Benitez T, Nurse P, Mitchison J M
J Cell Sci. 1980 Dec;46:399-431. doi: 10.1242/jcs.46.1.399.
The induction potentials of 2 enzymes, sucrase and arginase, have been measured in asynchronous and synchronous cultures of the fission yeast Schizosaccharomyces pombe. The effect on potential of inhibiting DNA synthesis is asynchronous cultures has been studied using 2 temperature-sensitive dcd mutants, one blocked in DNA replication and the other blocked in mitosis. The results show that despite inhibition of DNA synthesis, sucrase and arginase potential both continue to increase exponentially for at least a generation of growth after shifting the cdc mutants from the permissive to the restrictive temperature. A second method of inhibiting DNA synthesis, using deoxyadenosine, has also been tested. Cells treated with deoxyadenosine stop the increase in potential for a short period. However, experiments carried out using a cdc mutant together with deoxyadenosine show that the block to the increase in potential is due to a side effect of the inhibitor. It appears that increase in potential is not dependent upon continued DNA replication, and that gene dosage does not control potential in the normal cell cycle. This conclusion is supported by measurements on mutants of different cell sizes. potential is proportional to size (protein content per cell is asynchronous culture) and not to DNA content. Although potential is not gene limited in normal cells, it does appear to be so in the abnormally large cells produced by a cdc block. If cdc mutants of different sizes are grown asynchronously, and DNA synthesis is inhibited by a shift to the restrictive temperature, there is no increase in potential. This critical ratio is different for the 2 enzymes, but for each enzyme it is similar in all the mutants tested. When large cells (produced by a mutant block for 4.5 h) are shifted down in temperature, there are synchronous rounds of DNA synthesis and division and also step doublings in potential. In synchronous cultures of wild type cells, both enzymes show a stepwise doubling of potential at 0.2 of a cycle after DNA replication. In synchronous cultures of cdc mutants blocked either in replication or in mitosis, the potential steps continue with the normal timing observed in wild type cells. This shows that the steps are not dependent on the events of the DNA-division cycle but are controlled by another mechanism. Attainment of a critical size might be part of this mechanism, but tests with size mutants argue against this.

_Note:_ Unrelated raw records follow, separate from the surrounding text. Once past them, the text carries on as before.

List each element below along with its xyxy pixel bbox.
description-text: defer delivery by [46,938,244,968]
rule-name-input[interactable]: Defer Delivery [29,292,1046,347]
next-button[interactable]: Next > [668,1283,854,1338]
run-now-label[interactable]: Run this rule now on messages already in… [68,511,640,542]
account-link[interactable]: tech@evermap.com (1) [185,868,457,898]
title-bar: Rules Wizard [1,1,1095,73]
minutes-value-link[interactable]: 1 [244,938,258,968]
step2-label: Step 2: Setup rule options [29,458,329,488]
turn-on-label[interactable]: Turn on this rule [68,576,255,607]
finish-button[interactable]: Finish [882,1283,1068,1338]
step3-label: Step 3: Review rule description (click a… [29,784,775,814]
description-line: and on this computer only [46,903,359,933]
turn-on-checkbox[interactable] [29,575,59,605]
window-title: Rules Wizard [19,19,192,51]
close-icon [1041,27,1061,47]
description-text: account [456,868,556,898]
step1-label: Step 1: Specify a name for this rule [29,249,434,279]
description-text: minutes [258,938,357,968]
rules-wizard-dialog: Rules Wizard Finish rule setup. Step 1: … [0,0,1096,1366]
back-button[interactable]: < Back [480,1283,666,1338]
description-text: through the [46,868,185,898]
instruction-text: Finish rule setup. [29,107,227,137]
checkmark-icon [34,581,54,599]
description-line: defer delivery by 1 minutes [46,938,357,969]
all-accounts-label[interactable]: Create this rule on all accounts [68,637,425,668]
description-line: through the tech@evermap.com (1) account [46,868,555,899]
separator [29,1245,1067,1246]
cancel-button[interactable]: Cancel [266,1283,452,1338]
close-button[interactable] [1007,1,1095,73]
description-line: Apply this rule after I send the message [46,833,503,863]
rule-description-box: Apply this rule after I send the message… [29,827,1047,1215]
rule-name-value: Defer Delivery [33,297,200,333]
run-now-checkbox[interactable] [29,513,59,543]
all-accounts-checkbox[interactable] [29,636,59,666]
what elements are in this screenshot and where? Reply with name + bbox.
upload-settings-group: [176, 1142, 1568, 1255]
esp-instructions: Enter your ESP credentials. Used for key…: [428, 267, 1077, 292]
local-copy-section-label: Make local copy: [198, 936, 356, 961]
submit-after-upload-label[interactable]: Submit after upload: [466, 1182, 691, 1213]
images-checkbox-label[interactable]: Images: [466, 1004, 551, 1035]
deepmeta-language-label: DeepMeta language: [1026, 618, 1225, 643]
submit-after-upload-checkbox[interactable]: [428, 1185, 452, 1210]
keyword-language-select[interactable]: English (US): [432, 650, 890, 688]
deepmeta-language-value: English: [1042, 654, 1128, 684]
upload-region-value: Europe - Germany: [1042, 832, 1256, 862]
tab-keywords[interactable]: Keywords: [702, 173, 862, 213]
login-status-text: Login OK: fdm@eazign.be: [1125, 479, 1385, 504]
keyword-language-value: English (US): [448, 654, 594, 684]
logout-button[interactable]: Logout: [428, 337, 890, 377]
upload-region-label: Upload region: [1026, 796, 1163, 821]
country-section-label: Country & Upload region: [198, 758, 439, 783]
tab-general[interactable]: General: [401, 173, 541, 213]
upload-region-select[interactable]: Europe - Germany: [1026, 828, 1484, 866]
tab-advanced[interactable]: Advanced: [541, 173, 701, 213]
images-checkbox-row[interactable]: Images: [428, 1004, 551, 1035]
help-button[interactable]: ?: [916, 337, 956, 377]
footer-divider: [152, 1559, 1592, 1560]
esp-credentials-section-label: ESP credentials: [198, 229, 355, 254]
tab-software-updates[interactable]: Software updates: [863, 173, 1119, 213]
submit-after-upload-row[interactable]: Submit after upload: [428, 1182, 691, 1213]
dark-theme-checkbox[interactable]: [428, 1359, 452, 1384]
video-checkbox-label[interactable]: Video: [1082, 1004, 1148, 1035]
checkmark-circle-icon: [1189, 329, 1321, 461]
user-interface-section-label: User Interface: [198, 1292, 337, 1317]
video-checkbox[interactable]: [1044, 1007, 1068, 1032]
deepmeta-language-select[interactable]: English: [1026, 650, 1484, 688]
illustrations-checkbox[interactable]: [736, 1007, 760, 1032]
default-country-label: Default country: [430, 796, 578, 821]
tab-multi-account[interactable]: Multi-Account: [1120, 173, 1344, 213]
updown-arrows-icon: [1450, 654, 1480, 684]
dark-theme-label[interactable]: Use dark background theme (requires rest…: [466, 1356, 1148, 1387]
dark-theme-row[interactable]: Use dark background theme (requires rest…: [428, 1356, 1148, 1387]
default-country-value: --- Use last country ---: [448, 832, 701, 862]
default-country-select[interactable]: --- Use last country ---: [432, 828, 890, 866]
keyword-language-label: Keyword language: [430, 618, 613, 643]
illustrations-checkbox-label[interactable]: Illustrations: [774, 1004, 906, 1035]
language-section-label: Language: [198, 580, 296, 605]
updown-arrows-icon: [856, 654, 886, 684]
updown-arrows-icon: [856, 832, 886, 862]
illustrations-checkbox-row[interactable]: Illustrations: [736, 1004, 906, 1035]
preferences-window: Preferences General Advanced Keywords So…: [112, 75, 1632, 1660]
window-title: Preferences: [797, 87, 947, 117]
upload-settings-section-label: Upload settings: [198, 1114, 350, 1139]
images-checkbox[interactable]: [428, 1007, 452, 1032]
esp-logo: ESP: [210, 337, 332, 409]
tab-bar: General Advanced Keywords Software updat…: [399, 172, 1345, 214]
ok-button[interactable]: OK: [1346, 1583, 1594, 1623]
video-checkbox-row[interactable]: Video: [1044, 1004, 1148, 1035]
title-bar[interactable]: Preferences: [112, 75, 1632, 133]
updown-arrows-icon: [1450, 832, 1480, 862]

在裂殖酵母粟酒裂殖酵母的异步和同步培养物中,已测量了两种酶(蔗糖酶和精氨酸酶)的诱导电位。使用两个温度敏感的cdc突变体研究了抑制异步培养物中DNA合成对电位的影响,其中一个突变体在DNA复制中受阻,另一个在有丝分裂中受阻。结果表明,尽管DNA合成受到抑制,但在将cdc突变体从允许温度转移到限制温度后,蔗糖酶和精氨酸酶的电位在至少一代生长过程中仍继续呈指数增加。还测试了另一种抑制DNA合成的方法,即使用脱氧腺苷。用脱氧腺苷处理的细胞在短时间内停止电位增加。然而,使用cdc突变体与脱氧腺苷一起进行的实验表明,电位增加受阻是由于抑制剂的副作用。似乎电位增加不依赖于持续的DNA复制,并且基因剂量在正常细胞周期中不控制电位。这一结论得到了对不同细胞大小的突变体测量结果的支持。电位与大小成正比(异步培养物中每个细胞的蛋白质含量),而与DNA含量无关。尽管在正常细胞中电位不受基因限制,但在由cdc阻断产生的异常大细胞中似乎是这样。如果不同大小的cdc突变体异步生长,并且通过转移到限制温度来抑制DNA合成,则电位不会增加。这两种酶的临界比率不同,但对于每种酶,在所有测试的突变体中都是相似的。当大细胞(由突变体阻断4.5小时产生)温度降低时,会有同步的DNA合成和分裂轮次,并且电位也会有阶梯式加倍。在野生型细胞的同步培养物中,两种酶在DNA复制后0.2个周期时电位都有阶梯式加倍。在复制或有丝分裂中受阻的cdc突变体的同步培养物中,电位阶梯以在野生型细胞中观察到的正常时间继续。这表明这些阶梯不依赖于DNA分裂周期的事件,而是由另一种机制控制。达到临界大小可能是这种机制的一部分,但对大小突变体的测试对此提出了反对。